Ziel-Automatisierung

Automatisierte Prozesse begleiten uns längst schon in unserem Alltag: Automatische Antwort-E-Mails auf eine Anfrage, Erinnerungs-Mails an deinen morgigen Termin oder die automatische Sendungsverfolgung eines Pakets. Allerdings gibt es starke Ungleichheiten, in welchen Bereichen Automatisierung bereits genutzt wird und vorangeschritten ist und wo noch nicht. So sind automatisierte E-Mails längst üblich. Wir wundern uns häufig schon, wenn wir auf eine Anfrage keine generierte Antwort erhalten. Das macht sich zum Beispiel das E-Mail-Marketing zu Nutze.  

In anderen Bereichen hingegen sieht es noch trist aus. Obwohl auch hier automatisierte Prozesse helfen können, die verschiedensten Ziele zu erreichen. Ziele wie beispielsweise:

  • Umsatz steigern
  • Produktivität steigern
  • Unternehmenswachstum realisieren
  • Qualität erhöhen
  • Langfristige Stabilität gewinnen

Wie das? Automatisierte Prozesse geben im Unternehmen meist eine ganze Reihe von Denkanstößen. Was häufig mit einer kleinen Idee beginnt, schwappt schnell auf andere Prozesse über und auf ein Mal kann überall mehr Potenzial für Automatisierung erkannt werden. Außerdem schaffen automatisierte Prozesse gleichbleibende Qualität, laufen stabil unabhängig von der verarbeiteten Datenmenge und beschleunigen Prozesse häufig um ein Vielfaches. Aber nochmal kurz von Vorne. Bevor wir klären, wie du automatisierte Prozesse für dich nutzen kannst, klären wir zunächst, wann Automatisierung überhaupt Sinn macht.

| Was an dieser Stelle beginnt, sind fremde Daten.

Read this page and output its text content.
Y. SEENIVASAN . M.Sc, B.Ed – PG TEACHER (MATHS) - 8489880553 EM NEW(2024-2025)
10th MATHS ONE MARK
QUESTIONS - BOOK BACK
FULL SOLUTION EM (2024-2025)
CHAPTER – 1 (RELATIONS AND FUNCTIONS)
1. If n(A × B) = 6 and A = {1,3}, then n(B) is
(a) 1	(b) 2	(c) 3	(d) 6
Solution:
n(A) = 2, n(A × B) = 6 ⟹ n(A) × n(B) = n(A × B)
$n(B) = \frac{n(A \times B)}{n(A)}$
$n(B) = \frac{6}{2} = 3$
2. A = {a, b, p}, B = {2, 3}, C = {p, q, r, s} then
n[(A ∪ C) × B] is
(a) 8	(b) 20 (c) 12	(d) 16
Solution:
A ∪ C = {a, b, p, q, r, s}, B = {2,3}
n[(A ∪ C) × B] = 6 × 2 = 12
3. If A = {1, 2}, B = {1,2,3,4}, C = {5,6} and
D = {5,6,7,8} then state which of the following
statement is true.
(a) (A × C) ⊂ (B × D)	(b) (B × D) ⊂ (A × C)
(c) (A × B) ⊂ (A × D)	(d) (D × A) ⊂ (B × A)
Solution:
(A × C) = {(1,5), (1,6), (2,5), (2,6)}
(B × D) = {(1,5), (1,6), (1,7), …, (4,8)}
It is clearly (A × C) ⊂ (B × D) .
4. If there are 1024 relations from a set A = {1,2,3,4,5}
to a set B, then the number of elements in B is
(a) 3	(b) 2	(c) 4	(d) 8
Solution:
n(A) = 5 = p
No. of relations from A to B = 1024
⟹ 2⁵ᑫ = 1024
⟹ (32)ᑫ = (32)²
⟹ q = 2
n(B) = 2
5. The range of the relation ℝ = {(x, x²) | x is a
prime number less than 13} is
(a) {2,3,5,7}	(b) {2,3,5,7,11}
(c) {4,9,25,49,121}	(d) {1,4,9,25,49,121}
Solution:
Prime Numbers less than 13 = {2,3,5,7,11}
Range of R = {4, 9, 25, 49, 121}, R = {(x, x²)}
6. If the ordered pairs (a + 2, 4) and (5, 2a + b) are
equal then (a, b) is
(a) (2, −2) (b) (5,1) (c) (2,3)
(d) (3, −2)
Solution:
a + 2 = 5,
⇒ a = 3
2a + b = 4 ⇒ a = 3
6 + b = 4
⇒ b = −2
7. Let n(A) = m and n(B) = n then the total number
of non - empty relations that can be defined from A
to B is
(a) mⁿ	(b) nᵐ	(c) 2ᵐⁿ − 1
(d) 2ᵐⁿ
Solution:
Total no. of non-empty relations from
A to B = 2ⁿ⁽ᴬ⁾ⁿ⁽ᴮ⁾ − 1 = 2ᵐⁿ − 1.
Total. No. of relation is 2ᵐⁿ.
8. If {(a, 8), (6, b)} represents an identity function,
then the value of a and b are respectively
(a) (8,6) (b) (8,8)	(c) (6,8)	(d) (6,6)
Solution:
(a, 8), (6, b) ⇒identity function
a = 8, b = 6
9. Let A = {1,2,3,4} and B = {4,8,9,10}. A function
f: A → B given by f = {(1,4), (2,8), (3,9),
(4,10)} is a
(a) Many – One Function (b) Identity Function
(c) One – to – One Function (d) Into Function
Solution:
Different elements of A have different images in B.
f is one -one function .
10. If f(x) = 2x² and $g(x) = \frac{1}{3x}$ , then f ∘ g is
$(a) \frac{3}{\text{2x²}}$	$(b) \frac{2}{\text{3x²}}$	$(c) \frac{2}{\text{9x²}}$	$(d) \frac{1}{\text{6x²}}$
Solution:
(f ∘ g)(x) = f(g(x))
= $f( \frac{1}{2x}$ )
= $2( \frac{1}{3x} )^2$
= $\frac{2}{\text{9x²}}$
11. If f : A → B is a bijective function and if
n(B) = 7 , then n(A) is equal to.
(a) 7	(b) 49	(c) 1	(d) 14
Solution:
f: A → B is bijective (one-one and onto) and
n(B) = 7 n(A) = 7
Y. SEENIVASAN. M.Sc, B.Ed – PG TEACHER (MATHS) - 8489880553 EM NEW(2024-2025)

Automatisierte Prozesse dank wiederkehrender Aufgaben

Automatisierung soll gut überlegt und geplant sein. Einfach los legen funktioniert häufig nicht, da während der Implementierung Schwachstellen von Prozessen auftauchen können oder noch viel mehr Fragen aufkommen. Darum gibt es drei Kriterien, die Hinweise darauf geben können, wann automatisierte Prozesse dein Unternehmen bereichern können und wann eher nicht. Natürlich kannst du die auch einfach ignorieren und für den Spaß an der Sache ausprobieren, was du automatisieren kannst.

1. Der Prozess ist wiederkehrend: Entweder häufig oder nach einem Zeitplan

Der Punkt ist quasi selbsterklärend. Ein Prozess oder eine Aufgabe, die du noch nie ausgeführt hast und dir wahrscheinlich auch nie wieder begegnen wird, ist nicht für die Automatisierung gedacht. Außerdem macht es Sinn, dass du den Prozess schon ein paar Mal ausgeführt hast oder sehr gut kennst, damit du um die Schwachstellen aber auch Tücken weißt.  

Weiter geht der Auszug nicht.